This blog post looks at Enums and how multi-platform generics and RTTI (or what C# guys call reflection) make this really simple using common code on Windows, Mac OS X, iOS and Android using Delphi.
Starting with what an Enum is, the post then explores how you would traditionally have seen it written in code, before looking at the clean X-platform approach RTTI and Generics provide.
If your experienced in working with enums and want to find out how RTTI makes it easier, you may want to skip the first part of this post and get to the section about RTTI further down.
Enumerated Types to and from strings
An Enum, or Enumerated Type is a data type with a set of named values.
Enums are a great way to define a set of constants that are specific for a type and work with them in context, ensuring only one, or an array of allowed values is set.
OK, I’m going to use an example that maybe should have more values listed, but you get the point. It is the points of a compass – North, South, East or West.
type TCompass = (North, South, East, West); var D : TCompass; // short version for Direction begin D := TCompass.North; case D of North : ShowMessage('North'); South : ShowMessage('South'); East : ShowMessage('East'); West : ShowMessage('West'); raise Exception.Create('Unknown Direction'); end; end;
This provides one way to convert a Enum to a string using a case statement, but every time you make a change to your Enum types, you need to add in extra code… Call me lazy, but thats too much work!
Enum to string – GetEnumName
In Delphi it has been possible for a long time to convert an Enum to a string. This has traditionally been done using the GetEnumName method in System.typInfo.
function GetEnumName(TypeInfo: PTypeInfo; Value: Integer): string;
Rewriting the previous example using GetEnumName makes code simpler and more robust.
type TCompass = (North, South, East, West); var D : TCompass; // D = Direction S : string; begin D := TCompass.North; S := GetENumName(TypeInfo(TCompass),D); ShowMessage(S); end;
This is great as I no longer need to worry about changes to the Enum declaration, my code will keep working.
String to Enum – Using GetENumValue
To convert a string to an enum, you can use the GetEnumValue method in System.Typinfo – this is a little more work than going the other way however.

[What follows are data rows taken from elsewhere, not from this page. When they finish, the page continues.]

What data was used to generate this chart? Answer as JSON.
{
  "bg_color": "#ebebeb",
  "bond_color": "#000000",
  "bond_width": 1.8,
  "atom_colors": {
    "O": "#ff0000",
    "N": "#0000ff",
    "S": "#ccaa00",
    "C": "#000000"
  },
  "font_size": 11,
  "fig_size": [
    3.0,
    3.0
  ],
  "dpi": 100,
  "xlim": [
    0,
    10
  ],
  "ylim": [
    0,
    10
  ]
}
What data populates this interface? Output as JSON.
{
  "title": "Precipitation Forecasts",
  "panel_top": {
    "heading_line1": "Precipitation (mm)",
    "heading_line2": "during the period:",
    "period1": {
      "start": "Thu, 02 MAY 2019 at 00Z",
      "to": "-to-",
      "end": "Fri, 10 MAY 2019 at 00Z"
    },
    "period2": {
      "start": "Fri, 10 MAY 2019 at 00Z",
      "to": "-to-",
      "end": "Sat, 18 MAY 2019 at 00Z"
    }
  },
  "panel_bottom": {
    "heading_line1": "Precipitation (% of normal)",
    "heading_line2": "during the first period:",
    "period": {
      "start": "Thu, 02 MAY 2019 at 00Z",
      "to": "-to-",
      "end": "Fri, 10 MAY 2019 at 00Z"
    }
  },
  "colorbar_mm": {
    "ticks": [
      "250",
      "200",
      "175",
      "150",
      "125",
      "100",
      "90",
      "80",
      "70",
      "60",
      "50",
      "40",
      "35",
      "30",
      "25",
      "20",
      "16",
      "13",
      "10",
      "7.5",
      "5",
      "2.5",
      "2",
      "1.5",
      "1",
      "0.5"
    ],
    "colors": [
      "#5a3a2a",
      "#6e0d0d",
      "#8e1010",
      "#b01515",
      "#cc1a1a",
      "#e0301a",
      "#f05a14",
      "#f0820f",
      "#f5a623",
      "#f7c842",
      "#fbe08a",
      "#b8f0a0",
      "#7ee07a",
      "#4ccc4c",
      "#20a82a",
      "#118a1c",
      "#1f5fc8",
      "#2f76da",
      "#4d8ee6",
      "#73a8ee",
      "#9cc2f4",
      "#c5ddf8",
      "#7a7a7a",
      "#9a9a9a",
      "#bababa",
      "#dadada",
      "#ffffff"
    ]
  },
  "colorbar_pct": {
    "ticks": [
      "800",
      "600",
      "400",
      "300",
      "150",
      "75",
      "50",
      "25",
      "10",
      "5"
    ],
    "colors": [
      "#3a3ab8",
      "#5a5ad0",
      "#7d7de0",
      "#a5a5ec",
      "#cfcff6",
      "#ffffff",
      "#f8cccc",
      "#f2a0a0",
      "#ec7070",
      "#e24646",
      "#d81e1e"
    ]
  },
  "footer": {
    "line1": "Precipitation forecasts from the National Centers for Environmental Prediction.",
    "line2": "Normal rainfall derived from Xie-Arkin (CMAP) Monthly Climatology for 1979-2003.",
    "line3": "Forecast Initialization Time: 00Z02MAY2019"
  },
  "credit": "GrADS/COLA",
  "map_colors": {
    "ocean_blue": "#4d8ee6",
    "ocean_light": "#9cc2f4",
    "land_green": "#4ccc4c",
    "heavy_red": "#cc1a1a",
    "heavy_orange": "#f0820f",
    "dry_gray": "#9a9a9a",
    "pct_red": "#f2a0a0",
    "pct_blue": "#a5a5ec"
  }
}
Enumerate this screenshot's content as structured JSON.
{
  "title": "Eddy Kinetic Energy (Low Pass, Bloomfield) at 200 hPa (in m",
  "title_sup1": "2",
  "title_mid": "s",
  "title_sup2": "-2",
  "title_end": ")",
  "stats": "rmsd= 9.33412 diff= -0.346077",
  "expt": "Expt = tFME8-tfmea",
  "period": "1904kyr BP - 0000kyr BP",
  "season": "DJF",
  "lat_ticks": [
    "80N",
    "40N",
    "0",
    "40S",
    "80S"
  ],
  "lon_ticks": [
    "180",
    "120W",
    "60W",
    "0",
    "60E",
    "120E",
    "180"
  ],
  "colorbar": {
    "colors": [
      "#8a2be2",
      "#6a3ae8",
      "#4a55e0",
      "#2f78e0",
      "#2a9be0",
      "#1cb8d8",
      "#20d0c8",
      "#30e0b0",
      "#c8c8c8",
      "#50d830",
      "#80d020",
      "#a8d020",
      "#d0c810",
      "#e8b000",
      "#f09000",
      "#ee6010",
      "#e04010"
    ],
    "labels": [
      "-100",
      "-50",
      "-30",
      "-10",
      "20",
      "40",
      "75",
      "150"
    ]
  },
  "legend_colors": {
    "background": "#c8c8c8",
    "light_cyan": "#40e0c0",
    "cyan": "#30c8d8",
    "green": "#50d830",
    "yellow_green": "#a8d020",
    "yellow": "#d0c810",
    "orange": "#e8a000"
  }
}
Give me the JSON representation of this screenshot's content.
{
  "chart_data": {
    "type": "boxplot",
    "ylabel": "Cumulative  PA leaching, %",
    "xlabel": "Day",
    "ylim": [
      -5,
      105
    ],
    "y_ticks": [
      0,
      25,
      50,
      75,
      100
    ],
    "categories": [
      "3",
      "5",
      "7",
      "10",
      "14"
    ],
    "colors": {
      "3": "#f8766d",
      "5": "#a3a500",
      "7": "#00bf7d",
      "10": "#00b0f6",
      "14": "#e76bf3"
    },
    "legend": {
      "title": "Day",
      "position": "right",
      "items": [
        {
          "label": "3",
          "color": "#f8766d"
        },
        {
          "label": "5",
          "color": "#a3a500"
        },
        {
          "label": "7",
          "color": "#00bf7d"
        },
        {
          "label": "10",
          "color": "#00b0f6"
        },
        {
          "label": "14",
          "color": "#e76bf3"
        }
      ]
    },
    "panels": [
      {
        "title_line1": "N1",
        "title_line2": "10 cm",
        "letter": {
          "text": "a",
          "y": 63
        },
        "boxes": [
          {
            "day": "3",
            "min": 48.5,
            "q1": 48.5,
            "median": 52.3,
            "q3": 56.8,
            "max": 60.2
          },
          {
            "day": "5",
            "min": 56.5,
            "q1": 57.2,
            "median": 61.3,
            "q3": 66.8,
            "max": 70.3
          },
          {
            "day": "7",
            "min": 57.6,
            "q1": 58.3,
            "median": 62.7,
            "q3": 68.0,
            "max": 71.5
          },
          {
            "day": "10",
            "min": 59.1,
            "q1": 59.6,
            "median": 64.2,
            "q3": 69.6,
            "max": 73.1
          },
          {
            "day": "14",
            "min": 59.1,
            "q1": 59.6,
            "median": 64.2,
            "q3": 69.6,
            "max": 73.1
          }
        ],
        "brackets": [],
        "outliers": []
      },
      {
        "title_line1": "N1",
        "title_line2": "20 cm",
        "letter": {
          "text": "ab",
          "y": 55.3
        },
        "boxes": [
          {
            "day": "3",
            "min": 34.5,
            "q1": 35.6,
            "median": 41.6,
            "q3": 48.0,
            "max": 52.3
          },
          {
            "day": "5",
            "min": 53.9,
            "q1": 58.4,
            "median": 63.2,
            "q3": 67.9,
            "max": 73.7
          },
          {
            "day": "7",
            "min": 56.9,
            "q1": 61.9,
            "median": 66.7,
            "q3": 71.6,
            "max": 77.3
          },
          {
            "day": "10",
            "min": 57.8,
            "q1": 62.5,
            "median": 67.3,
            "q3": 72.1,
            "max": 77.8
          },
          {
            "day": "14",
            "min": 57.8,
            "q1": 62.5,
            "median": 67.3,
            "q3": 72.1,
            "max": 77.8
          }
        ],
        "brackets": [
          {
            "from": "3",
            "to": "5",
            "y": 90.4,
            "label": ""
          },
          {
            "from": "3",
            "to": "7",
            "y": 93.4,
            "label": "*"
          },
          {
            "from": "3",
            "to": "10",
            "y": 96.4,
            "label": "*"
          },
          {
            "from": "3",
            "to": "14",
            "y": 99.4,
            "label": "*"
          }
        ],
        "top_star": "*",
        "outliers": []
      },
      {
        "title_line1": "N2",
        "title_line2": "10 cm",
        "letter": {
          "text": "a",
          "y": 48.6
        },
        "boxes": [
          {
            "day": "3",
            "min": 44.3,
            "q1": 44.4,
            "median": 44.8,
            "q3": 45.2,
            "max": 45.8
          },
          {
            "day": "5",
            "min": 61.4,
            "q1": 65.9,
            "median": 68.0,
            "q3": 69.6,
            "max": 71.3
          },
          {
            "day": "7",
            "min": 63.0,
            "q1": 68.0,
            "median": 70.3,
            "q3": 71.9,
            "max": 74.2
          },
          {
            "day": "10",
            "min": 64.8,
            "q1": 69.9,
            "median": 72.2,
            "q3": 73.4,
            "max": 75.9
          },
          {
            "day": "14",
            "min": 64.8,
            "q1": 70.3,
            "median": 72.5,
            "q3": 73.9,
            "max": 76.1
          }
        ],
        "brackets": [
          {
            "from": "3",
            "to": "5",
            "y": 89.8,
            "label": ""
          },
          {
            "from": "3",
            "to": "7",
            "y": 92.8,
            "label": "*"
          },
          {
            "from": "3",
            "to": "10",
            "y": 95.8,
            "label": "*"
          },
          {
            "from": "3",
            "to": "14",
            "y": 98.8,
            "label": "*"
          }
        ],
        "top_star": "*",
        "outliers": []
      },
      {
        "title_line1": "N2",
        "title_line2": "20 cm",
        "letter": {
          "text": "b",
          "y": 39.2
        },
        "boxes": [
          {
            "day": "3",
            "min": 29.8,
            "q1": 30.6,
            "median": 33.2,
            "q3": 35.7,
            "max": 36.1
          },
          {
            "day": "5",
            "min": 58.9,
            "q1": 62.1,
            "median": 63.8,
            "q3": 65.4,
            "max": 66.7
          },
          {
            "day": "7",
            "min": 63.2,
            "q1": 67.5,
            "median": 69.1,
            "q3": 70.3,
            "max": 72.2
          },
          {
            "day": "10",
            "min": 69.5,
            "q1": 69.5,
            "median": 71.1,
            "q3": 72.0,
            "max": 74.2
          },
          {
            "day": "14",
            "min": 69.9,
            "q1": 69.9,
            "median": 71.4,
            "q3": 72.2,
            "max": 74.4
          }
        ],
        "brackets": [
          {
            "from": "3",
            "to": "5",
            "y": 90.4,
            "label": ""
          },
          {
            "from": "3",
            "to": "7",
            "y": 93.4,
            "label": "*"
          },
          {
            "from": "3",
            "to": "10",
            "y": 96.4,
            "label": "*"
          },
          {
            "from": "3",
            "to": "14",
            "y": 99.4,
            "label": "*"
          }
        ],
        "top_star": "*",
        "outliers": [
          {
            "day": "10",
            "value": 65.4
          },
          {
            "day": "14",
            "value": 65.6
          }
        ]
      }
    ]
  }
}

function GetEnumValue(TypeInfo: PTypeInfo; const Name: string): Integer;
GetEnumValue will return an integer that you can then typecast back to the value in the enum. Assuming we have a variable called value of type Integer and we use the S variable from earlier
Value := GetEnumValue(TypeInfo(TCompass),S)); D := TCompass(Value);
Presto! Easy to convert values back and forth. However its not the easiest code to read quickly, but this does work cross platform on all the delphi compilers
Enum conversion with Generics / RTTI
Unit System.RTTI is cross platform and contains a great class for converting enum to string and back: TRttiEnumerationType
The TRttiEnumerationType class has two class functions (methods you can call without creating an instance of the class) that clean up the code required from using the TypInfo methods. The easy reading version of these method declarations is:
class function GetName<T>(AValue: T):string; class function GetValue<T>(AName: string): T;
Note these methods use Generics (thats the T bit). Generics are very cool as they allow you to write functionality once and then reuse it with different types at different times in code.
In this instance TRttiEnumerationType’s generic methods are for use with Enums only and not other class types as the functionality defined is specific for Enum’s.
To convert the TCompass enum now after adding RTTI to the uses would look like this.
S := TRttiEnumerationType.GetName<TCompass>(D); ShowMessage(S);
To convert back from a string is also simpler.
D := TRttiEnumerationType.GetValue<TCompass>(S);
How much easier is that to read! and as we have only had to declare the type once, we have less chance of silly copy paste errors in code.
Thanks to cross platform unit System.RTTI and its class TRttiEnumerationType (which also uses multi-platform Generics), it is really simple to write really readable code that works with enums and compiles for Windows, Mac OS X, iOS and Android.